Saltine crackers don't seem like the obvious choice for a dessert, but they are perfectly balanced with the other flavors in this pie. I don't think anything sweeter or sugarier would work.
6 ounces of crackers is about a sleeve and a half.
One tip for getting corn syrup (or any sticky liquid) out of a measuring cup: spray it with cooking oil first!
I'm in love with this pie plate I got for Christmas!
Slicing the butter first always helps it melt faster.
A food processor makes this crust super quick. I used the same 1/4 cup I measured my corn syrup in to press the crust around the pie plate.
The sides of the crust shrank down when I baked it, but it leveled perfectly with the amount of lemon custard.

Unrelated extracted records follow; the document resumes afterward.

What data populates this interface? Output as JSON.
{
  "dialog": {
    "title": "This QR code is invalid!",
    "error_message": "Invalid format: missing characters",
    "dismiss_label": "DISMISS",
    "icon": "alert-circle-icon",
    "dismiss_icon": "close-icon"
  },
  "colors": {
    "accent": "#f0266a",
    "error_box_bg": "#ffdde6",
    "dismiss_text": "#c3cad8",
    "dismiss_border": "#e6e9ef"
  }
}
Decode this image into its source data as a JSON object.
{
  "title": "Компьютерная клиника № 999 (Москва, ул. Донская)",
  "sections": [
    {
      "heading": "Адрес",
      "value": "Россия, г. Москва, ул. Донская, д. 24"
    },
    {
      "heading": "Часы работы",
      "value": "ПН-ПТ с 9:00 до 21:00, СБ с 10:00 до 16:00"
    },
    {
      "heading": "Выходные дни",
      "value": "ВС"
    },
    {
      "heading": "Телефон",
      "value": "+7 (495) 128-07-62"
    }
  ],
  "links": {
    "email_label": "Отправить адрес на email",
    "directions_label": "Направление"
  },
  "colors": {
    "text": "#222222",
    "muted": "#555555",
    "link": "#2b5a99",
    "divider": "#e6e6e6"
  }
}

I left a little of the lemon custard exposed when I topped it with whipped cream.
North Carolina Lemon Pie
Adapted from Cook's Country Magazine
For the crust:
6 oz. Saltine Crackers
10 Tbsp Unsalted Butter, melted
1/4 cup light corn syrup
1/8 tsp. salt
For the filling:
4 egg yolks
1 15 oz. can sweetened condensed milk
1 Tbsp lemon zest & 1/2 cup lemon juice (I used 2 lemons)
1/4 cup heavy cream
1/8 tsp salt
For the whipped cream
1/2 cup heavy whipping cream
2 tsp sugar
1/2 tsp vanilla extract
Pulse the crackers and salt in the food processor 15 times until they form coarse crumbs. Add the melted butter and corn syrup, pulse 15 more times until the texture of oatmeal. Dump into greased pie plate and use the back of a flat measuring cup or glass to spread around and up the edges evenly. Bake at 350 fahrenheit for 16-18 minutes until golden brown.
Whisk together egg yolks, sweetened condensed milk, zest, heavy cream, and salt until smooth. Add lemon juice and whisk until smooth. Pour into baked crust (doesn't need to be cool) and pop back in the oven for 15-18 minutes until set. Let cool on a cooling rack, and then chill in the refrigerator for at least 4 hours (it's best if left overnight!).
Use beaters to whip the cream, sugar, and vanilla to stiff peaks. Spread over the chilled pie and enjoy!